The true reason behind scaling features in SVM is the fact, that this classifier is not affine transformation invariant. In other words, if you multiply one feature by a 1000 than a solution given by SVM will be completely different. It has nearly nothing to do with the underlying optimization techniques (although they are affected by these scales problems, they should still converge to global optimum).
Consider an example: you have man and a woman, encoded by their sex and height (two features). Let us assume a very simple case with such data:
0 -> man
1 -> woman
╔═════╦════════╗
║ sex ║ height ║
╠═════╬════════╣
║ 1 ║ 150 ║
╠═════╬════════╣
║ 1 ║ 160 ║
╠═════╬════════╣
║ 1 ║ 170 ║
╠═════╬════════╣
║ 0 ║ 180 ║
╠═════╬════════╣
║ 0 ║ 190 ║
╠═════╬════════╣
║ 0 ║ 200 ║
╚═════╩════════╝
And let us do something silly. Train it to predict the sex of the person, so we are trying to learn f(x,y)=x (ignoring second parameter).
It is easy to see, that for such data largest margin classifier will "cut" the plane horizontally somewhere around height "175", so once we get new sample "0 178" (a woman of 178cm height) we get the classification that she is a man.
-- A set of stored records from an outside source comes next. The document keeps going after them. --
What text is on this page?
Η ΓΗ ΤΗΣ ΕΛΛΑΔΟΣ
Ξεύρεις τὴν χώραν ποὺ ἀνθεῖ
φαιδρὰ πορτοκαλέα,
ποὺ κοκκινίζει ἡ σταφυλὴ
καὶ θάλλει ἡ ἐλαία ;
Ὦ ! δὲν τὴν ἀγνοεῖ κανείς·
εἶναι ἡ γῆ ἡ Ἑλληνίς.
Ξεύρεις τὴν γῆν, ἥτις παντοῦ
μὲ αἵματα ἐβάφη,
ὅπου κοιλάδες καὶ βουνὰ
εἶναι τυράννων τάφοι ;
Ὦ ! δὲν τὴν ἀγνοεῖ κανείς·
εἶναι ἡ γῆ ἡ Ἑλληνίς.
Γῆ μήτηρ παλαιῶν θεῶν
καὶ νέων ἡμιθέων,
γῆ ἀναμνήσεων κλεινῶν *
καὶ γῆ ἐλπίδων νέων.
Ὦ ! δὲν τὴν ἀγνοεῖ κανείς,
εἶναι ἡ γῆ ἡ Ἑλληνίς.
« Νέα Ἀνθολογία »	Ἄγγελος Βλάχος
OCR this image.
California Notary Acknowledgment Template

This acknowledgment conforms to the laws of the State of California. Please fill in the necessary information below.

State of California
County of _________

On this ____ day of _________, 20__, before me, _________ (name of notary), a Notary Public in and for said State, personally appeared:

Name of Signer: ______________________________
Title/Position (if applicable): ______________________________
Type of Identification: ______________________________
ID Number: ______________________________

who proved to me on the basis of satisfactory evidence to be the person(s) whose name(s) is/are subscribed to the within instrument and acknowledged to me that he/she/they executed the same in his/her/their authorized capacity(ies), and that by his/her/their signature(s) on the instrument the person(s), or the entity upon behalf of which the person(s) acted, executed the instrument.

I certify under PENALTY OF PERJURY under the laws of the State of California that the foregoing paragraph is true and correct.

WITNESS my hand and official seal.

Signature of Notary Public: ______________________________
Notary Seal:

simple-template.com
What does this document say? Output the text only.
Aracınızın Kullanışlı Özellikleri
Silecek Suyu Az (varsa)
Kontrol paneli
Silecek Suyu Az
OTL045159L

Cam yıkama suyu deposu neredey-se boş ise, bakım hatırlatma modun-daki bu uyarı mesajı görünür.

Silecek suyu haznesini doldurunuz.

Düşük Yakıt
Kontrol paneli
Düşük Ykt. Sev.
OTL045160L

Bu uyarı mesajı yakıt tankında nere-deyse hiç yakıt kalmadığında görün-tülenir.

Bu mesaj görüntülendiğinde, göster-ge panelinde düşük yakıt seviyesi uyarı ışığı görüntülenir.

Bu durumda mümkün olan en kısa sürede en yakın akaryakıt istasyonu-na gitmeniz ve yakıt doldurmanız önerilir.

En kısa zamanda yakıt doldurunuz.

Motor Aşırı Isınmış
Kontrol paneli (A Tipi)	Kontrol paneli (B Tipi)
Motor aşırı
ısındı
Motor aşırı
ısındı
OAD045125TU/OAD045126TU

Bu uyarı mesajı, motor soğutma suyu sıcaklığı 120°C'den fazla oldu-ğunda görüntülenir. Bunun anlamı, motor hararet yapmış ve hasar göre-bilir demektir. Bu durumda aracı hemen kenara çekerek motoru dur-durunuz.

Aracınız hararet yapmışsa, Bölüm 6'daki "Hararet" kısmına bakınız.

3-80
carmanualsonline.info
However, if we scale down everything to [0,1] we get sth like
╔═════╦════════╗
║ sex ║ height ║
╠═════╬════════╣
║ 1 ║ 0.0 ║
╠═════╬════════╣
║ 1 ║ 0.2 ║
╠═════╬════════╣
║ 1 ║ 0.4 ║
╠═════╬════════╣
║ 0 ║ 0.6 ║
╠═════╬════════╣
║ 0 ║ 0.8 ║
╠═════╬════════╣
║ 0 ║ 1.0 ║
╚═════╩════════╝
and now largest margin classifier "cuts" the plane nearly vertically (as expected) and so given new sample "0 178" which is also scaled to around "0 0.56" we get that it is a woman (correct!)
So in general - scaling ensures that just because some features are big it won't lead to using them as a main predictor.